[gclist] GC debug (was: What to say about GC)
William D Clinger
will@ccs.neu.edu
Thu, 01 Aug 1996 14:08:24 +0000
Here are a few of the things I have learned about debugging
compilers and garbage collectors for Scheme-like languages.
* It is easier to debug a precise copying collector than a
conservative or non-copying collector, because catastrophic
bugs are easier to detect.
* Reliability is far more important than efficiency.
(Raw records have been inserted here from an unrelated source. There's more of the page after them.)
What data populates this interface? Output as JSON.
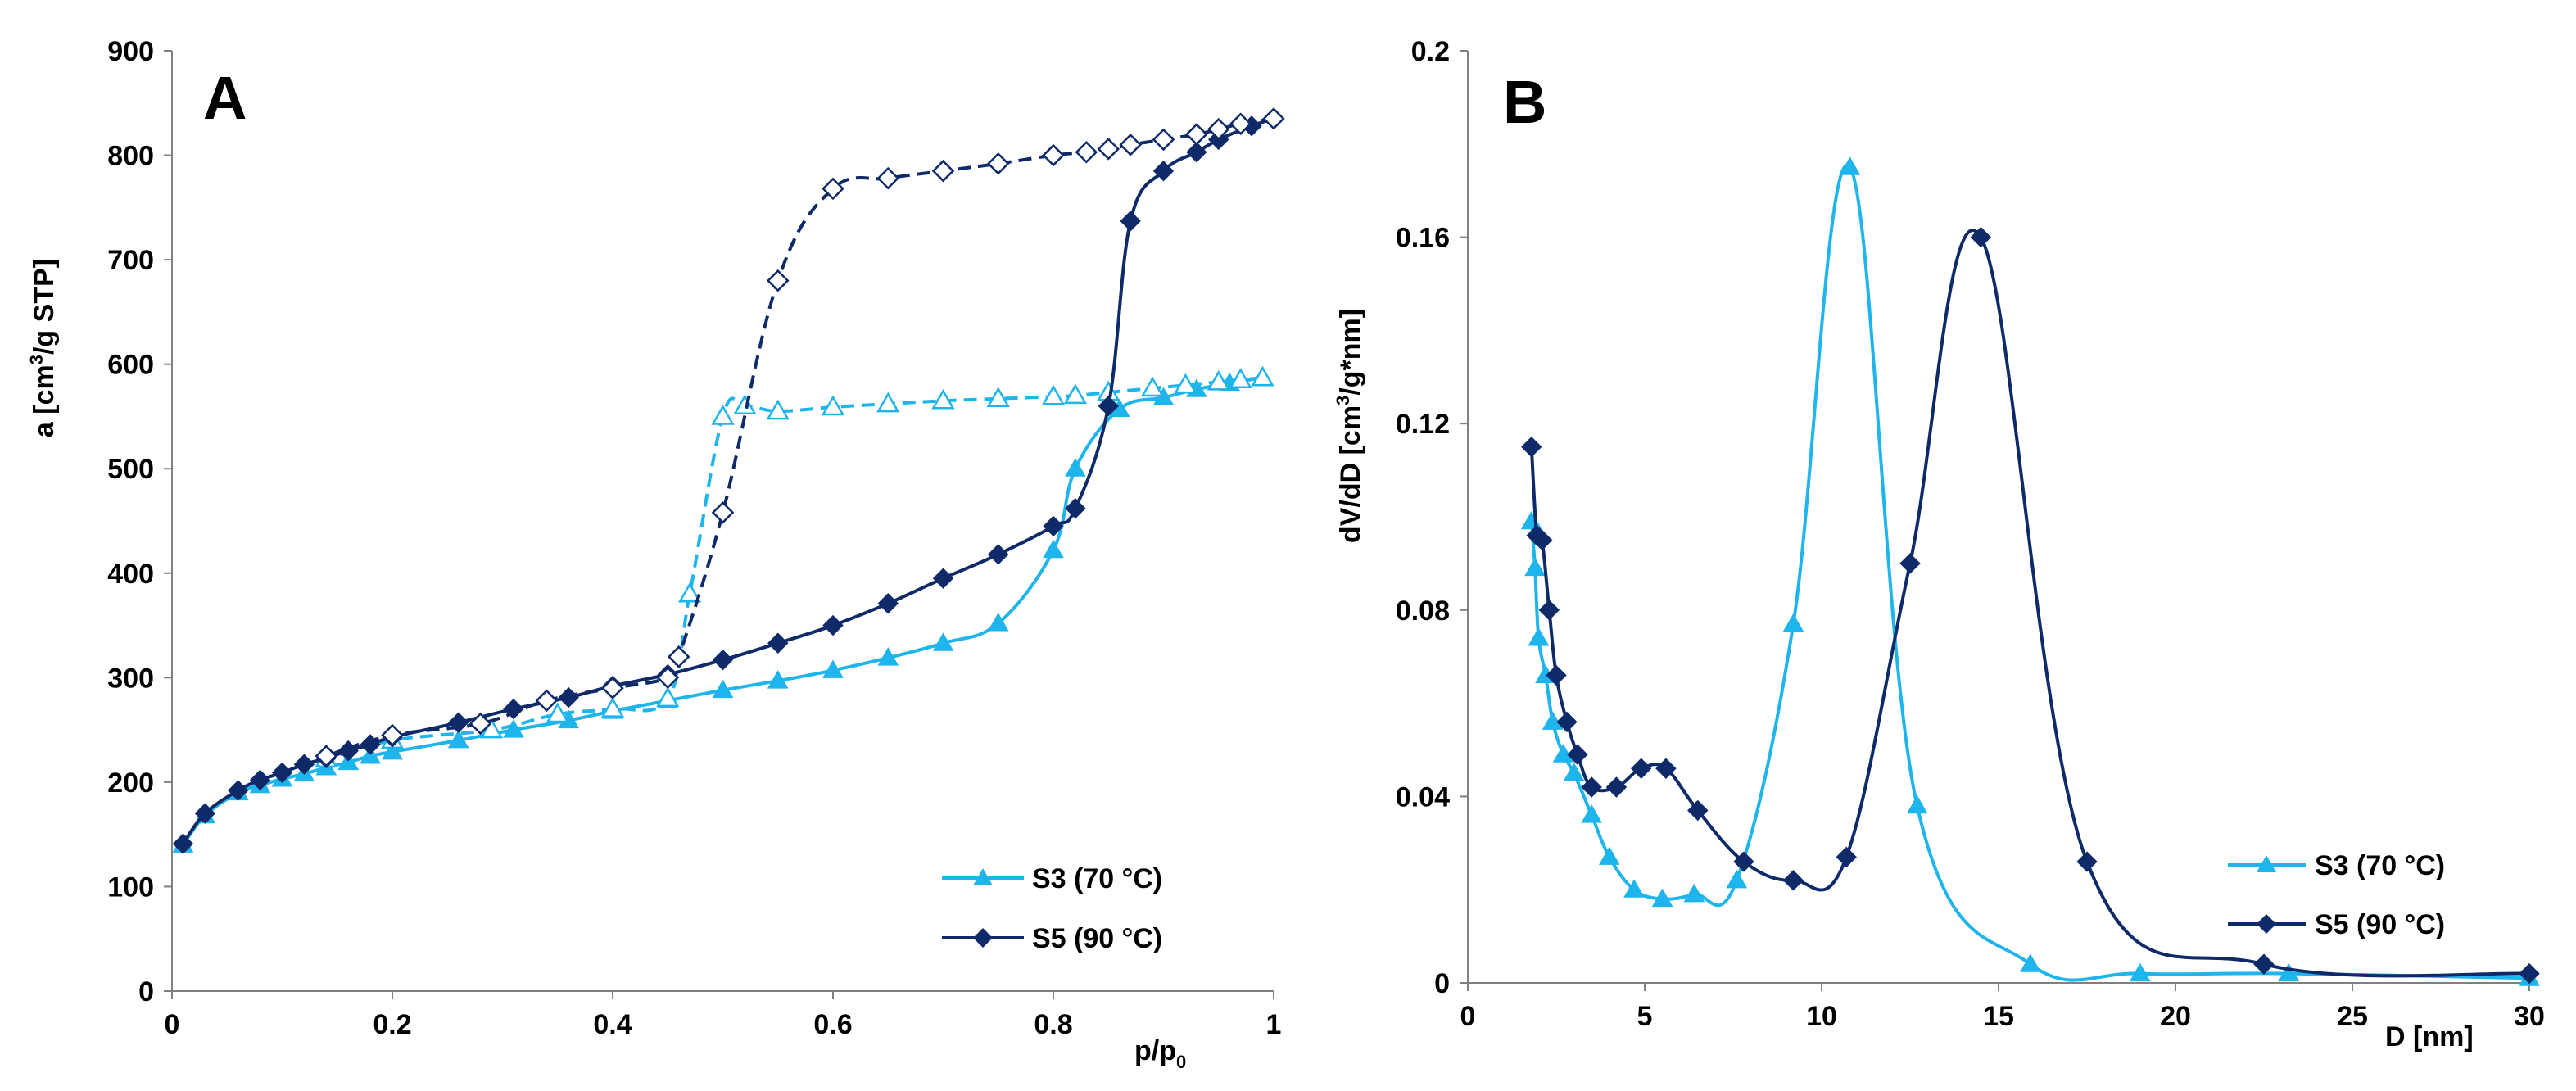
{
  "chart_data": [
    {
      "panel": "A",
      "type": "line",
      "title": "",
      "panel_label": "A",
      "xlabel": "p/p",
      "xlabel_sub": "0",
      "ylabel_pre": "a [cm",
      "ylabel_sup": "3",
      "ylabel_post": "/g STP]",
      "xlim": [
        0,
        1
      ],
      "ylim": [
        0,
        900
      ],
      "xticks": [
        0,
        0.2,
        0.4,
        0.6,
        0.8,
        1
      ],
      "xtick_labels": [
        "0",
        "0.2",
        "0.4",
        "0.6",
        "0.8",
        "1"
      ],
      "yticks": [
        0,
        100,
        200,
        300,
        400,
        500,
        600,
        700,
        800,
        900
      ],
      "ytick_labels": [
        "0",
        "100",
        "200",
        "300",
        "400",
        "500",
        "600",
        "700",
        "800",
        "900"
      ],
      "grid": false,
      "legend_position": "bottom-right",
      "legend": [
        "S3 (70 °C)",
        "S5 (90 °C)"
      ],
      "series": [
        {
          "name": "S3 (70 °C) adsorption",
          "color": "#1EB4EC",
          "marker": "triangle",
          "filled": true,
          "dash": false,
          "x": [
            0.01,
            0.03,
            0.06,
            0.08,
            0.1,
            0.12,
            0.14,
            0.16,
            0.18,
            0.2,
            0.26,
            0.31,
            0.36,
            0.4,
            0.45,
            0.5,
            0.55,
            0.6,
            0.65,
            0.7,
            0.75,
            0.8,
            0.82,
            0.86,
            0.9,
            0.93,
            0.96,
            0.99
          ],
          "y": [
            140,
            168,
            190,
            197,
            203,
            208,
            214,
            219,
            225,
            229,
            240,
            250,
            259,
            268,
            278,
            288,
            297,
            307,
            319,
            333,
            352,
            422,
            500,
            557,
            568,
            576,
            582,
            587
          ]
        },
        {
          "name": "S3 (70 °C) desorption",
          "color": "#1EB4EC",
          "marker": "triangle",
          "filled": false,
          "dash": true,
          "x": [
            0.99,
            0.97,
            0.95,
            0.92,
            0.89,
            0.85,
            0.82,
            0.8,
            0.75,
            0.7,
            0.65,
            0.6,
            0.55,
            0.52,
            0.5,
            0.47,
            0.45,
            0.4,
            0.35,
            0.29,
            0.2,
            0.14
          ],
          "y": [
            587,
            585,
            583,
            580,
            577,
            573,
            570,
            569,
            567,
            565,
            562,
            559,
            555,
            560,
            550,
            380,
            280,
            270,
            265,
            250,
            240,
            222
          ]
        },
        {
          "name": "S5 (90 °C) adsorption",
          "color": "#0E2A68",
          "marker": "diamond",
          "filled": true,
          "dash": false,
          "x": [
            0.01,
            0.03,
            0.06,
            0.08,
            0.1,
            0.12,
            0.14,
            0.16,
            0.18,
            0.2,
            0.26,
            0.31,
            0.36,
            0.4,
            0.45,
            0.5,
            0.55,
            0.6,
            0.65,
            0.7,
            0.75,
            0.8,
            0.82,
            0.85,
            0.87,
            0.9,
            0.93,
            0.95,
            0.98,
            1.0
          ],
          "y": [
            141,
            170,
            192,
            202,
            209,
            217,
            223,
            230,
            236,
            243,
            257,
            270,
            281,
            292,
            303,
            317,
            333,
            350,
            371,
            395,
            418,
            445,
            462,
            560,
            737,
            785,
            803,
            815,
            828,
            835
          ]
        },
        {
          "name": "S5 (90 °C) desorption",
          "color": "#0E2A68",
          "marker": "diamond",
          "filled": false,
          "dash": true,
          "x": [
            1.0,
            0.97,
            0.95,
            0.93,
            0.9,
            0.87,
            0.85,
            0.83,
            0.8,
            0.75,
            0.7,
            0.65,
            0.6,
            0.55,
            0.5,
            0.46,
            0.45,
            0.4,
            0.34,
            0.28,
            0.2,
            0.14
          ],
          "y": [
            835,
            830,
            825,
            820,
            815,
            810,
            806,
            803,
            800,
            792,
            785,
            778,
            768,
            680,
            458,
            320,
            300,
            290,
            278,
            256,
            245,
            225
          ]
        }
      ]
    },
    {
      "panel": "B",
      "type": "line",
      "title": "",
      "panel_label": "B",
      "xlabel": "D [nm]",
      "ylabel_pre": "dV/dD [cm",
      "ylabel_sup": "3",
      "ylabel_post": "/g*nm]",
      "xlim": [
        0,
        30
      ],
      "ylim": [
        0,
        0.2
      ],
      "xticks": [
        0,
        5,
        10,
        15,
        20,
        25,
        30
      ],
      "xtick_labels": [
        "0",
        "5",
        "10",
        "15",
        "20",
        "25",
        "30"
      ],
      "yticks": [
        0,
        0.04,
        0.08,
        0.12,
        0.16,
        0.2
      ],
      "ytick_labels": [
        "0",
        "0.04",
        "0.08",
        "0.12",
        "0.16",
        "0.2"
      ],
      "grid": false,
      "legend_position": "bottom-right",
      "legend": [
        "S3 (70 °C)",
        "S5 (90 °C)"
      ],
      "series": [
        {
          "name": "S3 (70 °C)",
          "color": "#1EB4EC",
          "marker": "triangle",
          "filled": true,
          "dash": false,
          "x": [
            1.8,
            1.9,
            2.0,
            2.2,
            2.4,
            2.7,
            3.0,
            3.5,
            4.0,
            4.7,
            5.5,
            6.4,
            7.6,
            9.2,
            10.8,
            12.7,
            15.9,
            19.0,
            23.2,
            30.0
          ],
          "y": [
            0.099,
            0.089,
            0.074,
            0.066,
            0.056,
            0.049,
            0.045,
            0.036,
            0.027,
            0.02,
            0.018,
            0.019,
            0.022,
            0.077,
            0.175,
            0.038,
            0.004,
            0.002,
            0.002,
            0.001
          ]
        },
        {
          "name": "S5 (90 °C)",
          "color": "#0E2A68",
          "marker": "diamond",
          "filled": true,
          "dash": false,
          "x": [
            1.8,
            1.95,
            2.1,
            2.3,
            2.5,
            2.8,
            3.1,
            3.5,
            4.2,
            4.9,
            5.6,
            6.5,
            7.8,
            9.2,
            10.7,
            12.5,
            14.5,
            17.5,
            22.5,
            30.0
          ],
          "y": [
            0.115,
            0.096,
            0.095,
            0.08,
            0.066,
            0.056,
            0.049,
            0.042,
            0.042,
            0.046,
            0.046,
            0.037,
            0.026,
            0.022,
            0.027,
            0.09,
            0.16,
            0.026,
            0.004,
            0.002
          ]
        }
      ]
    }
  ]
}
* The garbage collector's invariants must be simple and
explicit.
* With a precise copying collector, most of the apparent gc
bugs are really compiler bugs, in which the compiler has
violated some gc invariant.
* Most of the apparent gc bugs that are not compiler bugs are
likely to be bugs in low-level runtime code, not bugs in the
garbage collector itself.
* The ability to check all gc invariants at every allocation
or side effect is useful, even if it is a million times as
slow as not checking.
* Most catastrophic violations of a gc invariant can be
detected by running a full gc 2 or 3 times in succession.
The ability to trigger this kind of multiple gc after the
Nth allocation or gc is very useful; with repeatable bugs
you can use binary search to isolate the source of the bug.
* The ability to find all live objects of some specific type
is useful for detecting storage leaks as well as for debugging.
* Many storage leaks can be detected by using the system to
rebuild itself dynamically. If you're careful to initialize
global counters appropriately, then the bootstrapping process
should stabilize at a bit-level fixed point.
* Registers and stack frames cause storage leaks unless you're
careful. To find such leaks, it helps to have a compiler
switch that will generate code to clear all dead registers
and stack slots at certain times, such as procedure calls,
returns, and allocations of a stack frame.
* The ability to run the machine code for a compiled program
with several different kinds of garbage collectors or write
barriers is extremely useful. Sometimes you can get the
effect of different kinds of garbage collectors by changing
the parameters of a single collector. For example, a
generational collector that uses stop-and-copy for the
youngest generations and mark-sweep for the oldest generations
can be made to simulate a pure stop-and-copy or mark-sweep
collector by setting the size of some generations to zero.
* Fencepost errors at heap boundaries are common, especially
if you play tricks to avoid testing for boundary cases
during allocation.
* GC statistics are more useful for tuning than for debugging.
Examples: the number of objects allocated; the number of
objects promoted; the number of write barrier transactions.
Will Clinger